Why People Need to Stay Behind AI Agents in Verification
There’s been a lot more talk lately about AI agents taking on bigger roles in verification.
And honestly, that makes sense.
AI is becoming part of core workflows across onboarding, AML screening, fraud detection, and transaction monitoring. It helps teams move faster, process more information, and handle repetitive tasks with more consistency.
You can already see this with tools like Summy AI Copilot.
It helps compliance and fraud teams pull together signals from documents, biometrics, device data, transaction history, and external data sources into one clearer case view, instead of forcing analysts to piece everything together manually.
But we still don’t think AI should run the full verification flow on its own.
The biggest reason is responsibility.
In regulated environments, these decisions carry real legal, compliance, and financial consequences. If a risk decision turns out to be wrong, the accountability still sits with the business and the people behind the process, not with the AI.

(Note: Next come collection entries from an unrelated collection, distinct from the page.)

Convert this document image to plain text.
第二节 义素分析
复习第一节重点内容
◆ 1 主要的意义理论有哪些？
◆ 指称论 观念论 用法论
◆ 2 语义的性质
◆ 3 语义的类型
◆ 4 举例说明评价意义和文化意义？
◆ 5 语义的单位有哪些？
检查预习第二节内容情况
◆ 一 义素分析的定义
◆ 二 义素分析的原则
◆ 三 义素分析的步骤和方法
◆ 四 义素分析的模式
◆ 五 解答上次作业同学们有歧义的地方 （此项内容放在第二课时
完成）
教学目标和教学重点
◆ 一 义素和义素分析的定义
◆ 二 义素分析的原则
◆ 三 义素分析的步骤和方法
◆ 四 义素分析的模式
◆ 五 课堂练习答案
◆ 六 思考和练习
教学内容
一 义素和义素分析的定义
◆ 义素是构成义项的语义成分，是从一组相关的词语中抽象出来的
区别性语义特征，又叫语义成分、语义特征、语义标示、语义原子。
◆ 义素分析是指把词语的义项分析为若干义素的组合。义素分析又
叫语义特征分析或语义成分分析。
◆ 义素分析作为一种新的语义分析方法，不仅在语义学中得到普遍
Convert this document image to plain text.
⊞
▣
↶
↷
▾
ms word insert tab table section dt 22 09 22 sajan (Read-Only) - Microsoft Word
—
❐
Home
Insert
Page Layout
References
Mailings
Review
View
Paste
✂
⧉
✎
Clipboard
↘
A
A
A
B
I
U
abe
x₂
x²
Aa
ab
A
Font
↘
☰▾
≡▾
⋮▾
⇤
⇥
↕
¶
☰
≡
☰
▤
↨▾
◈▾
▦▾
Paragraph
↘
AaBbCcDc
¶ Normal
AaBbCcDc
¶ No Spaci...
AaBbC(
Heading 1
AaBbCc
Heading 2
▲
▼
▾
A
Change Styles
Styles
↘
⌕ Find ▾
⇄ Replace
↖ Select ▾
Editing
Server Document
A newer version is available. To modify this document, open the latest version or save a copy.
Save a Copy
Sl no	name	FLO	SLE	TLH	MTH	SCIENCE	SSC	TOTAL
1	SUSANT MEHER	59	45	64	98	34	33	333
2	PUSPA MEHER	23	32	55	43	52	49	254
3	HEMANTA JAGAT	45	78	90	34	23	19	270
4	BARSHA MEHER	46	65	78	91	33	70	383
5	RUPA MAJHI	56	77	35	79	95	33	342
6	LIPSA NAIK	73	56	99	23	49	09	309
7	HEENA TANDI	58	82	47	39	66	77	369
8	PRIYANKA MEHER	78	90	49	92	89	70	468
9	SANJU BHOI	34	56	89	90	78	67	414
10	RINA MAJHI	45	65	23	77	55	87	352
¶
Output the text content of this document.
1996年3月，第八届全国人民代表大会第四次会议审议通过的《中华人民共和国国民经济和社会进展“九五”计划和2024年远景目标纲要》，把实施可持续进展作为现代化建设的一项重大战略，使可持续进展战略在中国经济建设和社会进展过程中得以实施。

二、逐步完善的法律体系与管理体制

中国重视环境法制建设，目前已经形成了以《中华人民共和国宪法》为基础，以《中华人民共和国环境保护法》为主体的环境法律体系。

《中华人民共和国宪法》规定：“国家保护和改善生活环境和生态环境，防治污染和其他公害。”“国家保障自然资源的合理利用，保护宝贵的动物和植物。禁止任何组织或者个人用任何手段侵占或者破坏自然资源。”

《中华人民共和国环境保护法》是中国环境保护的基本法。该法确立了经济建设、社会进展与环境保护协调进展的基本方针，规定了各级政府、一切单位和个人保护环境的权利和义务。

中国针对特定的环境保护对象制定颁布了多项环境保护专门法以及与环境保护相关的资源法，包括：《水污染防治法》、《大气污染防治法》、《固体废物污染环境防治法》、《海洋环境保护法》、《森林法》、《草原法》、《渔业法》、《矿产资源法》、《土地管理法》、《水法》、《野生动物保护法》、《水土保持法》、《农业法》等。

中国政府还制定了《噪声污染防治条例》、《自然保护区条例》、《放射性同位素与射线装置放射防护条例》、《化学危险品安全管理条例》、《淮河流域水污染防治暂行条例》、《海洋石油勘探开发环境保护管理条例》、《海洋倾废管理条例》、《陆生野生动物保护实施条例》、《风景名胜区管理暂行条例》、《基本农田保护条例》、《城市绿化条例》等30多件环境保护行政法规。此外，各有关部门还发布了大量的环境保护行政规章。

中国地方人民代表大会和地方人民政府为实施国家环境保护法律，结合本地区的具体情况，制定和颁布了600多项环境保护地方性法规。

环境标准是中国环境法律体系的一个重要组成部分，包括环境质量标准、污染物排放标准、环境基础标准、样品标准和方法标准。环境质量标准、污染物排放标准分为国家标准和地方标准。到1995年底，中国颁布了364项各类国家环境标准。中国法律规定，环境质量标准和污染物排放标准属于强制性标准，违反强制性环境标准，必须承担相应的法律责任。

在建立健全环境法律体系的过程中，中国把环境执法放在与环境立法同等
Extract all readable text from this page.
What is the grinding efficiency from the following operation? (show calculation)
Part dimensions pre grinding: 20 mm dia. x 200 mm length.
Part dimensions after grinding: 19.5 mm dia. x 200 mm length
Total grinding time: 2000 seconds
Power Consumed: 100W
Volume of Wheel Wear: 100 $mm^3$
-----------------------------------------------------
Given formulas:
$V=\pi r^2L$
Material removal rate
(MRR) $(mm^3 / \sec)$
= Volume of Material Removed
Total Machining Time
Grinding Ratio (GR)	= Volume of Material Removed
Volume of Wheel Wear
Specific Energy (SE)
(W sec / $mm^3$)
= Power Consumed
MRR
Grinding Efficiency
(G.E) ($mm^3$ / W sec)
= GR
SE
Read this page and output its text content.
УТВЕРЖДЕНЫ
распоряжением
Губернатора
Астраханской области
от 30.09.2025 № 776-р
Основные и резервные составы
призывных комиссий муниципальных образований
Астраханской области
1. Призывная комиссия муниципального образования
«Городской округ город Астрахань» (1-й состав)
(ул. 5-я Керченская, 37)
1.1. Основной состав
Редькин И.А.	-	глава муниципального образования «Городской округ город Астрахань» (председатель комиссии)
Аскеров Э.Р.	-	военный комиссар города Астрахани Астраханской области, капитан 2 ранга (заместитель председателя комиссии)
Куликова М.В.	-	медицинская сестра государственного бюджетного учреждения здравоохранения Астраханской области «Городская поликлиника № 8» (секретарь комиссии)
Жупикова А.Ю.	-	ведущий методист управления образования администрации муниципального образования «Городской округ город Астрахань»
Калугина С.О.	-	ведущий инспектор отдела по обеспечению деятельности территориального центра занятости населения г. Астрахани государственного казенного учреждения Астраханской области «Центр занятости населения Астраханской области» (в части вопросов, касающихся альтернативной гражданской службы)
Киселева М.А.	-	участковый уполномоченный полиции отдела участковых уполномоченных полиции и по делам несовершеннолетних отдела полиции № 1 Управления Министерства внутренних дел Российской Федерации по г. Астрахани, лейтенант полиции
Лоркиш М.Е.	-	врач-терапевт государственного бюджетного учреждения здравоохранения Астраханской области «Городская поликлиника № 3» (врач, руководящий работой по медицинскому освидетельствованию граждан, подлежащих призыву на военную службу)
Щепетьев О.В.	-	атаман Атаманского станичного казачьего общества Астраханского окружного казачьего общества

That’s why we don’t think full autonomy makes sense here.
Verification is a chain of decisions across onboarding, risk checks, fraud signals, monitoring, and case review. And in that kind of environment, speed alone is not enough. Teams also need context, oversight, and decisions that can be understood and defended.
AI is great for:
- handling repetitive work
- surfacing patterns faster
- helping teams review more data with more consistency
But the final decision still needs to stay with a real person.
That’s the setup we believe in: AI as an extension of the team, not a replacement for it.
If you work in compliance, fraud, risk, or trust and safety, where are you already comfortable letting AI act on its own, and where do you still want a person involved?